En bebés la autonomía tiene relación con la expresión de deseos y acciones que tienen por objetivo conseguir aquello que se quiere. Un bebé que está mostrando sus primeros destellos de autonomía es aquel que comunica a sus cuidadores sus deseos, puede ser a través del llanto, vocalizaciones, balbuceo y primeras palabras, según el momento del desarrollo en que se encuentre; se muestra motivado a interactuar con el entorno y a tomar el control de ciertos elementos (como por ejemplo, trata de tomar su mamadera hasta que lo logra); conoce, explora, en algunas ocasiones disfruta del valor de la mirada compartida y el señalamiento de objetos; y explora su hogar sin temor y deja saber sus gustos, por ejemplo, con la comida. La sonrisa y el llanto son las vías más eficientes y deseables de expresión de voluntad en los primeros meses de vida. Después vendrán otras formas de expresión que pueden o no ser orales, pero todas son válidas y deben ser rescatadas por los cuidadores como la herramienta más valiosa para acompañar el desarrollo de la  autonomía. 

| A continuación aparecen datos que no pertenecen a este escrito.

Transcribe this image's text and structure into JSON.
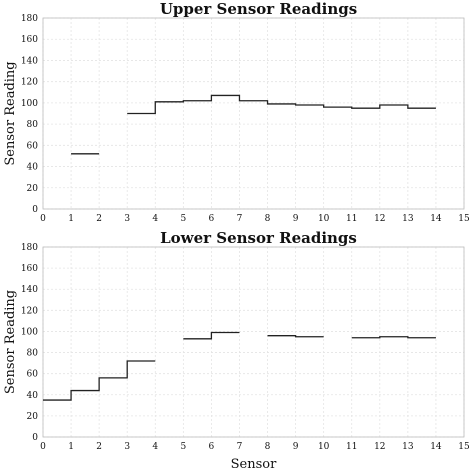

Al llegar a los 24 meses, todas las niñas y niños, no importa su condición ni las necesidades de apoyo que tengan, deberán tener ya una forma de expresión de su voluntad que esté consolidada y sea bien conocida por los cuidadores. Contar con una forma de comunicación es algo esencial para el desarrollo de la autonomía a futuro. 

En un trabajo que es relevante para el contexto latinoamericano, Bunster y colaboradores en el 2022 describieron las trayectorias de desarrollo de bebés con síndrome de Down.

 

¿Cómo se puede favorecer o estimular?

  • Motivar el desarrollo de una forma de comunicación. Puede ser el desarrollo del lenguaje oral como lo esperamos, pero también el uso de baby-signs (uso de signos con las manos para comunicarnos con nuestros bebés) o cualquier otra forma de expresión.
  • Crear condiciones ambientales que te den tranquilidad para facilitar la exploración de tu bebé: que pueda tocar, explorar, gatear, arrastrarse, conocer y apropiarse de su ambiente sin correr peligro.
  • Tener tiempos fuera de casa y  actividades que faciliten y estimulen el contacto con la naturaleza. 
  • Impulsar el desarrollo, paso a paso, de las habilidades. Una vez se ha completado un logro, ir por el siguiente, disfrutando más el proceso que el resultado.